NSSA ignored warning

NSSA ignored warning
The National Social Security Authority

The National Social Security Authority

A NATIONAL Social Security Authority (NSSA) executive who successfully sued the pay as you go pension fund for $630 000 for unfair dismissal had, in fact, warned the Robin Vela-led board of directors that it was playing with fire, fresh documents pertaining to the dispute emerged this week.
In a shock judgment, the High Court last month ordered the sale of NSSA assets worth $628 000 to pay off former chief strategic assets officer, Chikuni Mutiswa, who locked horns with the authority, which manages public assets worth over $1 billion.
Mutiswa could be one of the country’s luckiest citizens as he had served NSSA for only six months when the decision to axe him was made at the end of last year.
NSSA reached the conclusion to server ties with Mutiswa after he refused a planned extension of his probation period from three months to six months, according to court papers seen by The Financial Gazette.
At the time of his dismissal, he had already signed a contract with NSSA, the papers said, noting that he then sought legal advice from some of the country’s best solicitors, who told him to take the unprecedented move of facing off one of Zimbabwe’s richest institutions.
New details indicated that in January, Mutiswa had written to Vela and his board wishing them good luck and a “prosperous” 2017.

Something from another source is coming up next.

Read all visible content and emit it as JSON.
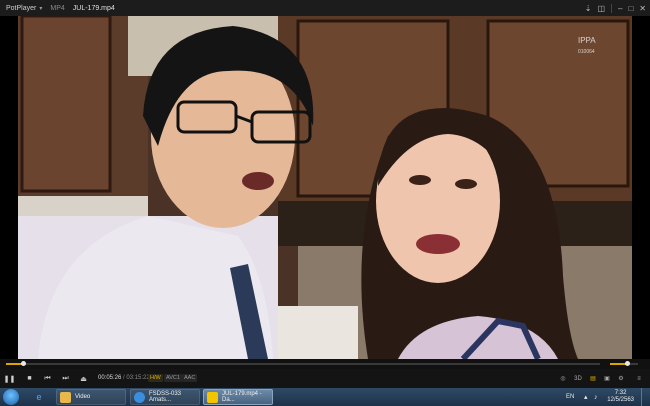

As a parting shot, the papers show, Mutiswa had warned that manipulating the media about his exit would not work. In fact, Mutiswa had warned that NSSA was making “a strategic miscalculation” which would backfire. “There is a mistaken idea that preening in the press will pre-empt and somehow scrub out these facts and make the conclusion of the matter, to use a term favoured by the chairman, a fait accompli,” Mutiswa’s January 18, 2017 confidential letter reads.

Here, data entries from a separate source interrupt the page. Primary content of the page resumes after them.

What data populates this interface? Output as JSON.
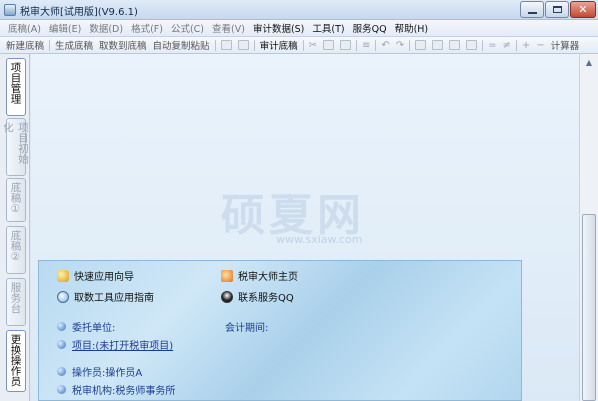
{
  "window": {
    "title": "税审大师[试用版](V9.6.1)"
  },
  "menu": [
    "底稿(A)",
    "编辑(E)",
    "数据(D)",
    "格式(F)",
    "公式(C)",
    "查看(V)",
    "审计数据(S)",
    "工具(T)",
    "服务QQ",
    "帮助(H)"
  ],
  "toolbar": {
    "new_draft": "新建底稿",
    "gen_draft": "生成底稿",
    "fetch_to_draft": "取数到底稿",
    "auto_copy_paste": "自动复制粘贴",
    "audit_draft": "审计底稿",
    "calc_label": "计算器"
  },
  "left_tabs": [
    "项目管理",
    "项目初始化",
    "底稿①",
    "底稿②",
    "服务台",
    "更换操作员"
  ],
  "watermark": {
    "text": "硕夏网",
    "url": "www.sxiaw.com"
  },
  "panel": {
    "quick_wizard": "快速应用向导",
    "homepage": "税审大师主页",
    "fetch_tool_guide": "取数工具应用指南",
    "contact_qq": "联系服务QQ",
    "client_label": "委托单位:",
    "period_label": "会计期间:",
    "project_label": "项目:",
    "project_value": "(未打开税审项目)",
    "operator_label": "操作员:",
    "operator_value": "操作员A",
    "org_label": "税审机构:",
    "org_value": "税务师事务所"
  }
}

“That is naive; a strategic miscalculation which will in no way serve the interests of the institution. In fact, it can turn out to be very expensive in terms of both financial cost and reputations given that, violations of multiple key provisions of the Labour Act and contract itself aside, the underlying reasons for my departure have absolutely nothing to do what has been claimed. I am compelled to take the unusual step of writing directly to the NSSA board because it has come to my attention that an impression has been created around my being pushed out of NSSA for reasons other than those publicised. Furthermore, the chairman’s and (general manager)’s decision to publish contractual details which are strictly private and confidential sought to present a position on my departure that is at best a calculated misrepresentation. At worst, it is deliberately and demonstrably false. There can be no contractual clause which violates the bare minimum stipulated in the said Act. Any board members who have an elementary understanding of law and experience in human resources will be well aware of this,” he said.

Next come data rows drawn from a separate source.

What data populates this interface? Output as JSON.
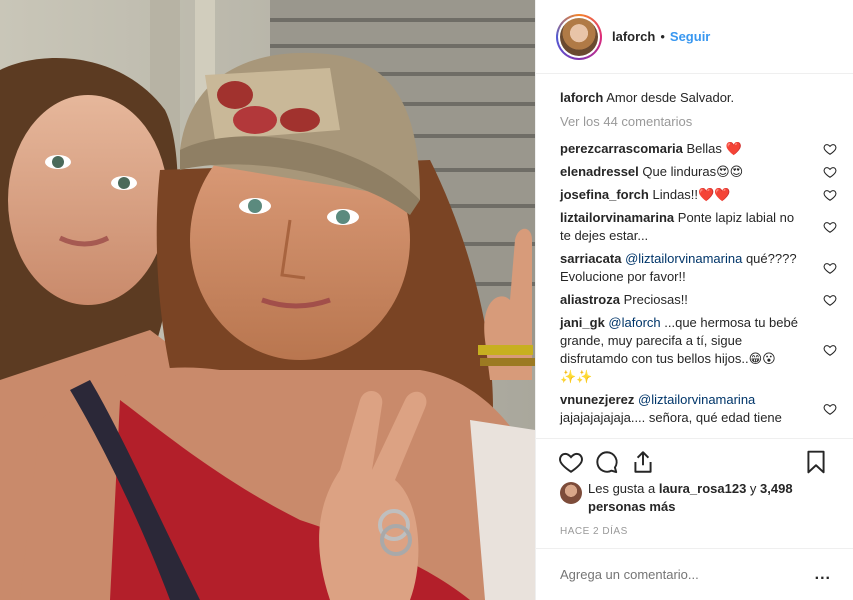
{
  "post": {
    "username": "laforch",
    "follow_label": "Seguir",
    "separator": "•",
    "caption_user": "laforch",
    "caption_text": "Amor desde Salvador.",
    "view_all": "Ver los 44 comentarios"
  },
  "comments": [
    {
      "user": "perezcarrascomaria",
      "mention": "",
      "text": "Bellas ❤️"
    },
    {
      "user": "elenadressel",
      "mention": "",
      "text": "Que linduras😍😍"
    },
    {
      "user": "josefina_forch",
      "mention": "",
      "text": "Lindas!!❤️❤️"
    },
    {
      "user": "liztailorvinamarina",
      "mention": "",
      "text": "Ponte lapiz labial no te dejes estar..."
    },
    {
      "user": "sarriacata",
      "mention": "@liztailorvinamarina",
      "text": "qué???? Evolucione por favor!!"
    },
    {
      "user": "aliastroza",
      "mention": "",
      "text": "Preciosas!!"
    },
    {
      "user": "jani_gk",
      "mention": "@laforch",
      "text": "...que hermosa tu bebé grande, muy parecifa a tí, sigue disfrutamdo con tus bellos hijos..😁😮 ✨✨"
    },
    {
      "user": "vnunezjerez",
      "mention": "@liztailorvinamarina",
      "text": "jajajajajajaja.... señora, qué edad tiene"
    }
  ],
  "likes": {
    "prefix": "Les gusta a",
    "user": "laura_rosa123",
    "suffix": "y",
    "count": "3,498 personas más"
  },
  "time": "HACE 2 DÍAS",
  "add_comment": {
    "placeholder": "Agrega un comentario..."
  },
  "more_label": "...",
  "colors": {
    "link": "#3897f0",
    "muted": "#999999",
    "border": "#efefef",
    "mention": "#003569"
  },
  "icons": [
    "heart-icon",
    "comment-icon",
    "share-icon",
    "bookmark-icon",
    "more-options-icon"
  ]
}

Mutiswa warned that NSSA was “at a delicate stage in its transformation”.
He said the authority was ill prepared to “afford mushrooming public scandals that a failure to resolve this matter professionally and discretely will necessarily lead to”.
“As indicated in my last letter of 10 January, 2017, my desire is to settle this matter quickly and amicably. NSSA is a great institution, a fantastic collection of hardworking individuals who should be supported and assisted to focus on the pursuit of its noble goals. They deserve better than to spend time reading endless stories of their leadership’s missteps in the national papers,” the letter added.
Two weeks ago, the Business Weekly reported that NSSA was making frantic efforts to re-employ Mutiswa, as part of measures to avoid paying the $630 000. Trade unions are breathing fire over how NSSA has been managing its funds.
Paying Mutiswa the $630 000 could raise more eyebrows within NSSA’s many stakeholders.